Three months later, Chrys and Ellie are now together and believe the curse has ended, until new student Asha Nelson opens her locker and discovers the whistle inside. In a mid-credits sequence, Asha is called to the stage at a school assembly in the auditorium to play the school anthem on her violin to kick off the spring semester but instead pulls out the whistle. Chrys and Ellie try to scream for her to stop, but she blows the whistle anyway and dooms everyone in the auditorium.

==Cast==
- Dafne Keen as Chrys Willet
- Sophie Nélisse as Ellie Gains, Chrys's love interest
- Sky Yang as Rel Taylor, Chrys's cousin
- Jhaleil Swaby as Dean Jackson, Mason's teammate
- Ali Skovbye as Grace Browning, Dean's girlfriend
- Percy Hynes White as Noah Haggerty, a youth pastor
- Michelle Fairley as Ivy Raymore, Mason's grandmother
- Nick Frost as Mr. Craven
- Stephen Kalyn as Mason Raymore, Dean's deceased teammate
- Conrad Coates as Clayton Jackson
- Mikayla Kong as Asha Nelson

==Production==
Whistle was written by Owen Egerton from an adaptation of his short story and directed by Corin Hardy. A Canadian and Irish co-production, it was produced by David Gross for No Trace Camping and Macdara Kelleher for Wild Atlantic Pictures. In October 2023, Dafne Keen, Sophie Nélisse, Sky Yang, Percy Hynes White and Nick Frost were added to the cast.

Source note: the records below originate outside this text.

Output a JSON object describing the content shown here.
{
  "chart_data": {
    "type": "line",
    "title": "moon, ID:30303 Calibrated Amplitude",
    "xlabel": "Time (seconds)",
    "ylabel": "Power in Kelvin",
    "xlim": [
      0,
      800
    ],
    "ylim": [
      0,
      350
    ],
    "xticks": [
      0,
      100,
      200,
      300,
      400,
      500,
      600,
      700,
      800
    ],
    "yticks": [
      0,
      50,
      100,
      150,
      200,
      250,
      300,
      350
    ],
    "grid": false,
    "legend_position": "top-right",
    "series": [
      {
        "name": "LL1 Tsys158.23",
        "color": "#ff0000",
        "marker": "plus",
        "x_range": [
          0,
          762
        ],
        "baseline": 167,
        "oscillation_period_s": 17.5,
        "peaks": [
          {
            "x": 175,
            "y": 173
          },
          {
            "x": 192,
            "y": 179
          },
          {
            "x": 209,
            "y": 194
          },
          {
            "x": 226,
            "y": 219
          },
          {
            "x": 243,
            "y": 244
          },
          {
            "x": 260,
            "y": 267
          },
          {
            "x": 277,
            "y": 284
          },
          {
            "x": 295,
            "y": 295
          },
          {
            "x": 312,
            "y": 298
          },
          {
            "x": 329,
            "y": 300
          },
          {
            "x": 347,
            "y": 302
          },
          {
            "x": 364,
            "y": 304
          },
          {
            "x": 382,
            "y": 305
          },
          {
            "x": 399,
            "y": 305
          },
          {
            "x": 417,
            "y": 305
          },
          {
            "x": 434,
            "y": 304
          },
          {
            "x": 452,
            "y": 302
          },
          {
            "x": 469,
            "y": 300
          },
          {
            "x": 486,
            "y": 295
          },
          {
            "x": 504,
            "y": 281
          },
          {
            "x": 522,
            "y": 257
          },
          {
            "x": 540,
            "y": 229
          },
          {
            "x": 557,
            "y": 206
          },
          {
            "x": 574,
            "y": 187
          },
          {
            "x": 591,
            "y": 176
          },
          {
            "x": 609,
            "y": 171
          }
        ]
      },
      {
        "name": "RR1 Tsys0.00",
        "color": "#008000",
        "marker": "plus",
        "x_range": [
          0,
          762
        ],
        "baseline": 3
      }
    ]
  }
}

Principal photography took place in Hamilton, Ontario, from 15 November 2023 to 19 January 2024. Scenes were shot at Delta Secondary School, a house off Aberdeen Avenue, and at the Rockton Fairgrounds.

==Release==
In October 2023, Black Bear Pictures handled sales at the American Film Market. In May 2025, Independent Film Company and Shudder acquired the U.S. distribution rights to the film.

Whistle premiered at Fantastic Fest on 25 September 2025, and was released in the United States on 6 February 2026. Black Bear Pictures was released the film in the United Kingdom and Ireland on 13 February.

In 2026 unused footage of the film was used to create a music video for the Gunship cover of Time After Time.

==Reception==
 Metacritic, which uses a weighted average, assigned the film a score of 55 out of 100, based on 9 critics, indicating "mixed or average" reviews.